Another agency cost of debt – Underinvestment According to Jensen and Meckling, issuing outside capital to fixed claimants may cause investors to invest in overly risky projects. This is commonly called the “overinvestment” problem. Myers (1977) illustrates that shareholders requiring debt financing to fund a positive NPV project may reject it because too much of the project’s value is captured by the creditors.

So, what’s the point? We can use “agency” cost arguments as a major point in analyzing many corporate financing decisions. Examples include: –Capital structure (week 2). –Payout policy (week 3). –Executive compensation (week 4). –Managerial ownership and firm performance (week 6). –Risk management (weeks 7 & 8). –M&A / corporate diversification (week 9).

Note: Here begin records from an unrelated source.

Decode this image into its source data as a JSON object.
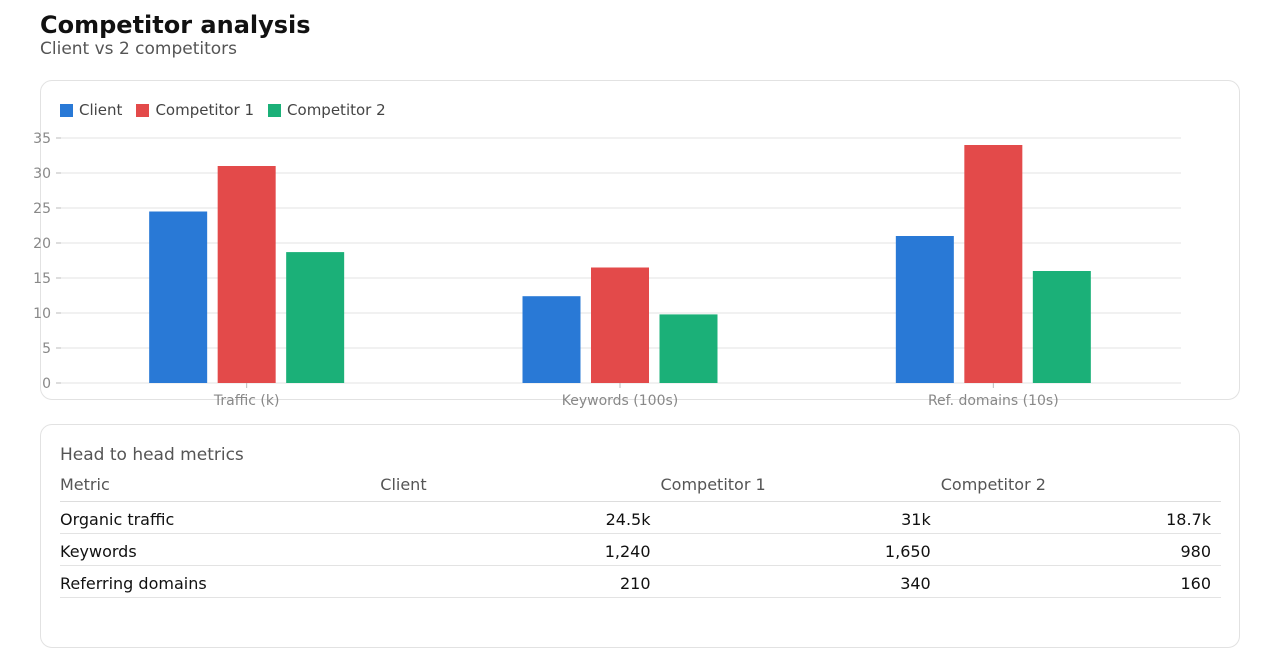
{
  "header": {
    "title": "Competitor analysis",
    "subtitle": "Client vs 2 competitors"
  },
  "colors": {
    "client": "#2979d6",
    "competitor1": "#e34a4a",
    "competitor2": "#1bb078",
    "grid": "#e3e3e3",
    "axis_text": "#888888"
  },
  "chart_data": {
    "type": "bar",
    "title": "",
    "xlabel": "",
    "ylabel": "",
    "categories": [
      "Traffic (k)",
      "Keywords (100s)",
      "Ref. domains (10s)"
    ],
    "series": [
      {
        "name": "Client",
        "values": [
          24.5,
          12.4,
          21.0
        ]
      },
      {
        "name": "Competitor 1",
        "values": [
          31.0,
          16.5,
          34.0
        ]
      },
      {
        "name": "Competitor 2",
        "values": [
          18.7,
          9.8,
          16.0
        ]
      }
    ],
    "ylim": [
      0,
      35
    ],
    "yticks": [
      0,
      5,
      10,
      15,
      20,
      25,
      30,
      35
    ],
    "grid": true,
    "legend": "top-left"
  },
  "table": {
    "title": "Head to head metrics",
    "columns": [
      "Metric",
      "Client",
      "Competitor 1",
      "Competitor 2"
    ],
    "rows": [
      {
        "metric": "Organic traffic",
        "client": "24.5k",
        "c1": "31k",
        "c2": "18.7k"
      },
      {
        "metric": "Keywords",
        "client": "1,240",
        "c1": "1,650",
        "c2": "980"
      },
      {
        "metric": "Referring domains",
        "client": "210",
        "c1": "340",
        "c2": "160"
      }
    ]
  }
}
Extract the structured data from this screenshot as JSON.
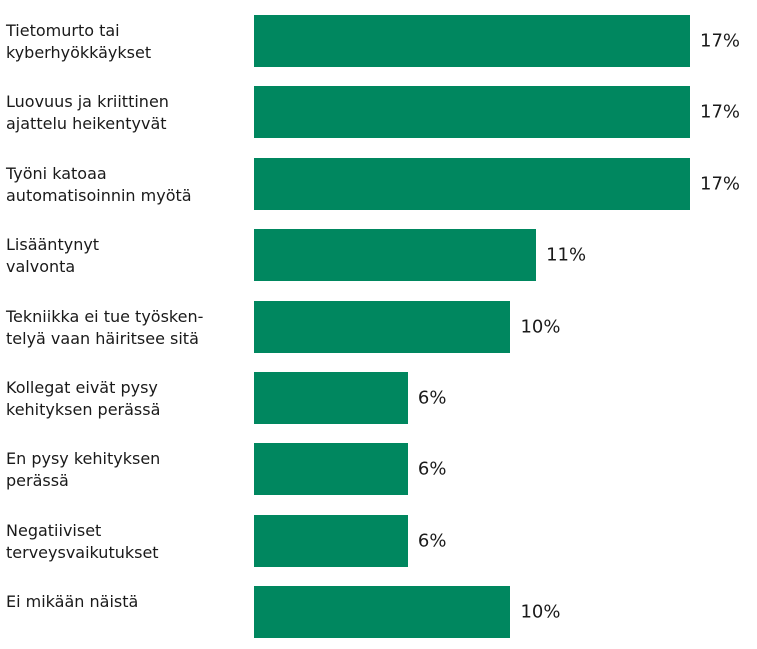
{
  "chart_data": {
    "type": "bar",
    "orientation": "horizontal",
    "color": "#00875f",
    "categories": [
      "Tietomurto tai\nkyberhyökkäykset",
      "Luovuus ja kriittinen\najattelu heikentyvät",
      "Työni katoaa\nautomatisoinnin myötä",
      "Lisääntynyt\nvalvonta",
      "Tekniikka ei tue työsken-\ntelyä vaan häiritsee sitä",
      "Kollegat eivät pysy\nkehityksen perässä",
      "En pysy kehityksen\nperässä",
      "Negatiiviset\nterveysvaikutukset",
      "Ei mikään näistä"
    ],
    "values": [
      17,
      17,
      17,
      11,
      10,
      6,
      6,
      6,
      10
    ],
    "value_labels": [
      "17%",
      "17%",
      "17%",
      "11%",
      "10%",
      "6%",
      "6%",
      "6%",
      "10%"
    ]
  }
}
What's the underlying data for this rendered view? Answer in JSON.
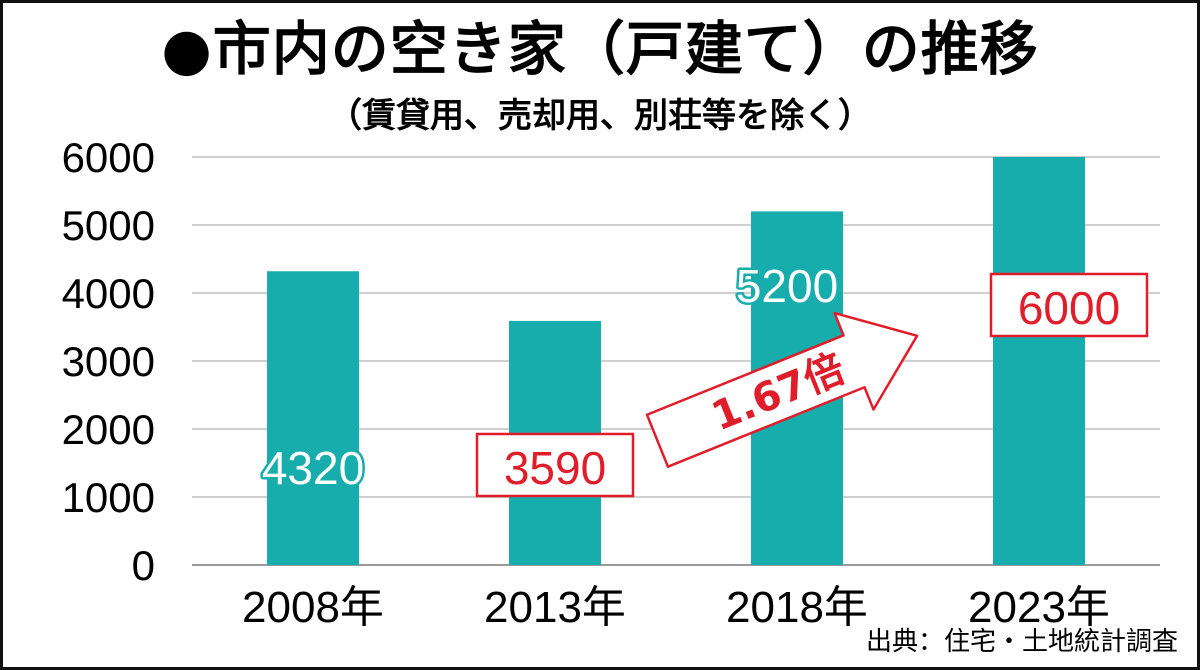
{
  "chart_data": {
    "type": "bar",
    "title": "●市内の空き家（戸建て）の推移",
    "subtitle": "（賃貸用、売却用、別荘等を除く）",
    "categories": [
      "2008年",
      "2013年",
      "2018年",
      "2023年"
    ],
    "values": [
      4320,
      3590,
      5200,
      6000
    ],
    "ylim": [
      0,
      6000
    ],
    "yticks": [
      "0",
      "1000",
      "2000",
      "3000",
      "4000",
      "5000",
      "6000"
    ],
    "grid": true,
    "bar_color": "#18adad",
    "data_labels": [
      {
        "text": "4320",
        "style": "outlined",
        "color": "#18adad"
      },
      {
        "text": "3590",
        "style": "boxed",
        "color": "#e01d2a"
      },
      {
        "text": "5200",
        "style": "outlined",
        "color": "#18adad"
      },
      {
        "text": "6000",
        "style": "boxed",
        "color": "#e01d2a"
      }
    ],
    "annotation": {
      "text": "1.67倍",
      "color": "#e01d2a"
    },
    "source": "出典：住宅・土地統計調査"
  }
}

Some important questions – background from Jensen (2001) Does shareholder value maximization mean “taking advantage” of other stakeholders? –Are stockholders and stakeholders “opponents?” Should value maximization be the “goal” of corporations? –Question 1: Why are we in business? –Follow-up question: How do we determine success? Does maximizing corporate value maximize social welfare? –Externalities –Role of governments Do managers REALLY prefer stakeholder theory? What does “long-term” market value mean?